The Gospel also relates a crucial moment of decision. As we have seen over the last several Sundays, Jesus taught the people that He is Bread of the Life, not only would He provide them with sound teaching, but above all, He would feed them with His own flesh and blood, as indeed He does in the Eucharist. Jesus refused to compromise His teaching to please His audience, an audience comprised of onlookers, His disciples, and His Apostles. Jesus insisted that His were the words of “Spirit & life” yet people started leaving Him over what would be the core of the Church’s teaching on the Eucharist. And it wasn’t just curious onlookers who left, but indeed His disciples, His followers.
Jesus then asks his Apostles: “Do you also want to leave?”– A moment of decision! Peter, their leader, answers for the rest of the Apostles: “Lord, to whom shall we go? You have the words of eternal life!” Peter does not yet fully understand what it meant to follow the Lord and he too would face further moments of decision. It was only when the Holy Spirit came upon him and his fellow Apostles at Pentecost that he truly understood Jesus’ words of Spirit and life and staked his very existence and his ministry upon them. But for today, Peter’s words, “Lord, to whom shall we go?” are a haunting refrain. Joshua led his people in deciding to serve the true and living God. Peter led the Apostles in following Jesus, the Holy One of God.
Our Moments of Decision
Now the moment of decision belongs to us, to our generation. Will we be committed Catholic Christians of the 21st century or will we simply be assimilated by the culture? That is also the great decision that must be made in each of our lives. No one else can make this decision for us.
What does it mean to be for Christ? What does it mean to follow Him? It means for us what it meant for Peter and the Apostles. When the Holy Spirit came upon them, their minds and hearts were opened. Then they knew that the Lord’s words were “Spirit and life”. Then they truly understood that there was salvation in no one else except the Incarnate Son of God who conquered sin and death by dying and rising, a Savior who loved us so much that He gave himself as our food and drink.
In accepting Christ, we are not merely adopting a new set of rules for our lives, a benign straitjacket in which to go about our daily existence. No! We’re opening our hearts to the Holy Spirit who transforms us inwardly so that we have the inner freedom to pray as we ought, to live as we ought, indeed, to love as we ought – true freedom for excellence! To love the Father, as Jesus did! To love our neighbor as Jesus did! Those who accept the transforming power of Christ in the Holy Spirit live their lives on a whole new plane, for Spirit gives them the grace, the inner strength, to unite with the whole Church in deciding for Christ, in living as he taught us, and in hoping for eternal life.

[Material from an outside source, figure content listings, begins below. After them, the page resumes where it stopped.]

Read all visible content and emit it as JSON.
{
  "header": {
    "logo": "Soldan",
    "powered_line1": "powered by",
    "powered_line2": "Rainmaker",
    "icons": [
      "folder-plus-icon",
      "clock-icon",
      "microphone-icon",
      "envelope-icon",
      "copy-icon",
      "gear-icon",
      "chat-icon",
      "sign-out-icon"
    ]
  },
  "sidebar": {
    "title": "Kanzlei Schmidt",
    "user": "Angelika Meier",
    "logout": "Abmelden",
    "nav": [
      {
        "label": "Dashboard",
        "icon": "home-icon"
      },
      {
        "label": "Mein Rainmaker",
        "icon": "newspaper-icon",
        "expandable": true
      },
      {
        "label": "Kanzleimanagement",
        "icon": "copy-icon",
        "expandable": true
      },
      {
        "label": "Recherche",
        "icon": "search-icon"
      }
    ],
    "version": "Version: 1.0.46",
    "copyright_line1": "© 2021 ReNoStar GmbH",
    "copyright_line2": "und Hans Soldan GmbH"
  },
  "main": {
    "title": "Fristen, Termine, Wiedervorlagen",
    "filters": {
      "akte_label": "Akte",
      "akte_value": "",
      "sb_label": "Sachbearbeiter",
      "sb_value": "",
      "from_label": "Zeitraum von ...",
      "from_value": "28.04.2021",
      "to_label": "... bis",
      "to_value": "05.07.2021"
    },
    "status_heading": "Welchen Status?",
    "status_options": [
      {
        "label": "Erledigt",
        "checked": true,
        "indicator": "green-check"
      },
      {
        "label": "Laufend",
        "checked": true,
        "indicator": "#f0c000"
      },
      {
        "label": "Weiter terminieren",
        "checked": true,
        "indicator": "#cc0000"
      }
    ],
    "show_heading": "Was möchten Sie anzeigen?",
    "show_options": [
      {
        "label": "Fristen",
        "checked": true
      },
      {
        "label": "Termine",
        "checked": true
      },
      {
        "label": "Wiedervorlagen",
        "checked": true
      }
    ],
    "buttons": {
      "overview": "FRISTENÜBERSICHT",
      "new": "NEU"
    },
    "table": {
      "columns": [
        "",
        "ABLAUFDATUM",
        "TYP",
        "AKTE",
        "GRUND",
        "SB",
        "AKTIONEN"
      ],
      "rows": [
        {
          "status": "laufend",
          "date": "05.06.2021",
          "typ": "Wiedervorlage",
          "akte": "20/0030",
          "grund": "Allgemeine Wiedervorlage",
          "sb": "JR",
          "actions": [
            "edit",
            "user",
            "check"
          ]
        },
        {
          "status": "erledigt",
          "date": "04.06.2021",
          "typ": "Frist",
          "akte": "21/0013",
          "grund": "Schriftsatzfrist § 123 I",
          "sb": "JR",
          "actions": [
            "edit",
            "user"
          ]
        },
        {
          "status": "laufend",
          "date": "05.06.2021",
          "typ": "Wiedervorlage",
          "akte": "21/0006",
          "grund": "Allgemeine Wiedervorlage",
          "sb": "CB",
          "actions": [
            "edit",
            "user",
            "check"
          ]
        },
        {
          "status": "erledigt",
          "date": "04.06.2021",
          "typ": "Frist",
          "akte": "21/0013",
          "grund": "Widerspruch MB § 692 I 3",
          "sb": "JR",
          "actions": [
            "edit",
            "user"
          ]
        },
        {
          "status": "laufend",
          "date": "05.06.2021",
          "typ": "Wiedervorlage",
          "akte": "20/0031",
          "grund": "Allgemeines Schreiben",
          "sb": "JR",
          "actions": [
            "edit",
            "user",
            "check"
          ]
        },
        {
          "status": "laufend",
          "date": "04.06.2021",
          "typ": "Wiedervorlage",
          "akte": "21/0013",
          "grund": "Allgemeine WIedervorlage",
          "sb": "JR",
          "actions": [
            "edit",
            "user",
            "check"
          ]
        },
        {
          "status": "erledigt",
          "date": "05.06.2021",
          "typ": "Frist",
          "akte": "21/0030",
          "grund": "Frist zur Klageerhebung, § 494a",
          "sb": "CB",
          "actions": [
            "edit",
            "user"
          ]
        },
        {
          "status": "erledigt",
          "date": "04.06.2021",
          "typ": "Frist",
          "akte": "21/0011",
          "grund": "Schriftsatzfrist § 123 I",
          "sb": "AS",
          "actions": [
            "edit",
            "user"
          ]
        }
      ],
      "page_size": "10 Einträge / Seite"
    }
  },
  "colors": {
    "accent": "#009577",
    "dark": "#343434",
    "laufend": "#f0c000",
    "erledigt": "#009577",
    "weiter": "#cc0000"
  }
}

Deciding for the Eucharist
These moments of decision for or against Christ occur more often than we may think. They occur in the thousands of little decisions we make in the course of a day but they also occur in the crises we confront and in the life-changing decisions we must make, such as accepting our vocation.

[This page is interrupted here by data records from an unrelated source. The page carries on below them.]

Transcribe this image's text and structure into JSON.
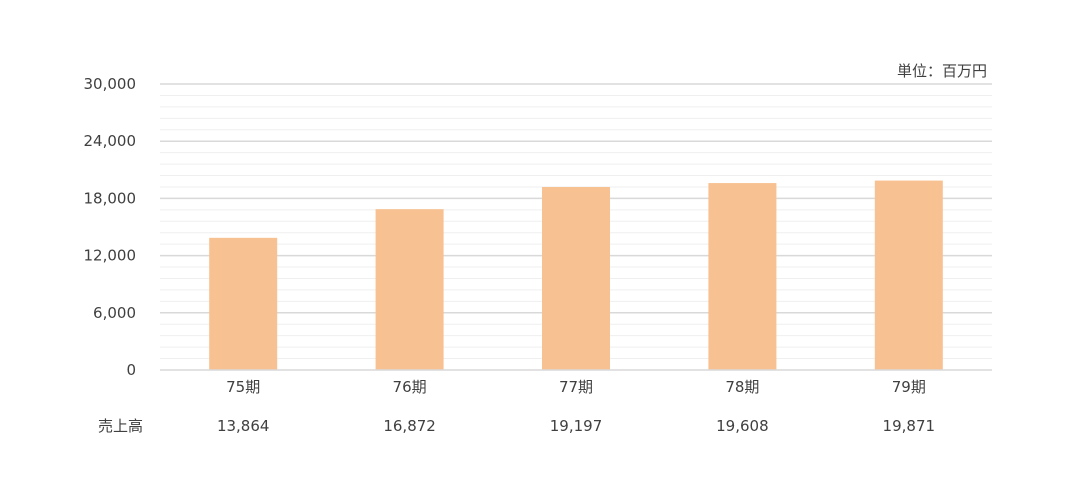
{
  "chart_data": {
    "type": "bar",
    "title": "",
    "unit": "単位：百万円",
    "categories": [
      "75期",
      "76期",
      "77期",
      "78期",
      "79期"
    ],
    "series": [
      {
        "name": "",
        "values": [
          13864,
          16872,
          19197,
          19608,
          19871
        ]
      }
    ],
    "table_row_label": "売上高",
    "table_values": [
      "13,864",
      "16,872",
      "19,197",
      "19,608",
      "19,871"
    ],
    "ylim": [
      0,
      30000
    ],
    "y_ticks": [
      "0",
      "6,000",
      "12,000",
      "18,000",
      "24,000",
      "30,000"
    ],
    "grid": true,
    "bar_color": "#F8C191",
    "grid_color": "#D9D9D9",
    "minor_grid_color": "#EFEFEF"
  }
}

And there is one more moment of decision that occurs every weekend, beginning at 4 PM on Saturday and extending until about 8 PM on Sunday. Will we go to Mass to affirm with the whole Christian community that Christ is the Bread of Life? Will we receive Christ so that He will live in us more deeply in the power of the Spirit? Or, will we let His presence and therefore His teaching fade from our lives? Will we take our place each Sunday at the Eucharistic liturgy? And will we encourage family, friends, and colleagues to do the same? “Lord, to whom shall we go? You have the words of everlasting life!”